El cumplimiento de una esforzada vida de trabajo desde la más tierna edad la potencian como una artista de firmes convicciones y de arriesgados proyectos, cuya síntesis podría ser: niña prodigio deslumbrante, pianista de las más brillantes en la historia del instrumento, solista en los teatros más afamados del mundo y en todos los continentes (actuaría hasta en Australia, Nueva Zelanda y Sudáfrica), primera mujer directora, empresaria en un tiempo en donde esto era oficio inusual para una mujer, artista independiente económicamente gracias a su trabajo, cabeza de familia y madre ejemplar, compositora con voz propia, inteligencia abierta a los cambios y con mirada al futuro (será de las primeras pianistas en dejar registros en los rollos para pianola, gracias a los cuales, a diferencia de los primeros registros mecánico-acústicos, podemos hoy disfrutar de sus interpretaciones de Händel, Beethoven, Schubert, Schumann, Chopin, Liszt, Smetana, Arthur Rubinstein, a quien conoció en Madrid, y de su adorado discípulo Edward MacDowell. Se ha conservado también una muestra de su vals “Mi Teresita”).
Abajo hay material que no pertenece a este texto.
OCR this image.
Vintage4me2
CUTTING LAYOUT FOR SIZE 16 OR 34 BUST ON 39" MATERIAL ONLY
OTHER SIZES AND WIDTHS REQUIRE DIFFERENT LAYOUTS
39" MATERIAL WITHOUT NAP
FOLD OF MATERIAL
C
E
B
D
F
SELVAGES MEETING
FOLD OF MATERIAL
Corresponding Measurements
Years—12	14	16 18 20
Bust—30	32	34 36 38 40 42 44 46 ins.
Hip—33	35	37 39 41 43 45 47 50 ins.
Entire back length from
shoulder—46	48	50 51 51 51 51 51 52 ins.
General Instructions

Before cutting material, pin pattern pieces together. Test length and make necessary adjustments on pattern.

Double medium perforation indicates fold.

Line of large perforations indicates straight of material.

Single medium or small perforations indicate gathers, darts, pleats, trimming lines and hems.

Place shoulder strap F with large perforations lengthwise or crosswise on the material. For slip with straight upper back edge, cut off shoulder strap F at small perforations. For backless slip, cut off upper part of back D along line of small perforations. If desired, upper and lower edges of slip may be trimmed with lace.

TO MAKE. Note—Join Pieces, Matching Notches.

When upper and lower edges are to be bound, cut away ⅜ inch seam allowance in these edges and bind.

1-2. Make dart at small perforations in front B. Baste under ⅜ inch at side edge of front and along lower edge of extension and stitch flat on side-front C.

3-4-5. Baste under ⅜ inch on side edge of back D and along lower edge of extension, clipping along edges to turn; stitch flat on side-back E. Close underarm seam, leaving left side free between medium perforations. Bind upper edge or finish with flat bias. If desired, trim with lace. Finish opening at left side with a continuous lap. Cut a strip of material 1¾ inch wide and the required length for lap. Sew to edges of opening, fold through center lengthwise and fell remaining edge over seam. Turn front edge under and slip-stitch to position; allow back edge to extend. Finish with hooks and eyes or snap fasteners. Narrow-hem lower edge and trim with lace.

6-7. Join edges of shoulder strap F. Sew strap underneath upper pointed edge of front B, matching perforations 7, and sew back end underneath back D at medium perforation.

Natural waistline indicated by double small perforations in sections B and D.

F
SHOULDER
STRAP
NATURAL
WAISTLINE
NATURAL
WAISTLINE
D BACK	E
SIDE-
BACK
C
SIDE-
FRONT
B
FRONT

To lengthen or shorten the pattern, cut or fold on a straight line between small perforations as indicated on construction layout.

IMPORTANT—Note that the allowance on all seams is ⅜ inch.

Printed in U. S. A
Su figura ha inspirado a los más grandes pianistas venezolanos, ejerciendo sobre muchos una influencia casi religiosa e igualmente ha cautivado a los más notables musicólogos del país. Muchos escritores y estudiosos han sucumbido al encanto que irradia su personalidad estética, al punto de alcanzarse a partir de estas producciones una auténtica filología crítica, fertilizando al unísono tanto la erudición como la divulgación. Recientemente, Jesús Eloy Gutiérrez, autor de Para conocer a Teresa Carreño (2003), ha compilado sus Cartas y documentos (La Campana Sumergida, 2018), en donde además podemos apreciar su singular e inédita faceta como escritora epistolar.  Sin embargo, y muy a pesar del ya largo recorrido de estudio sobre la vida y obra de Teresa Carreño, nos encontramos todavía en la antesala para el desciframiento definitivo de este hito de arte, cultura y sociedad.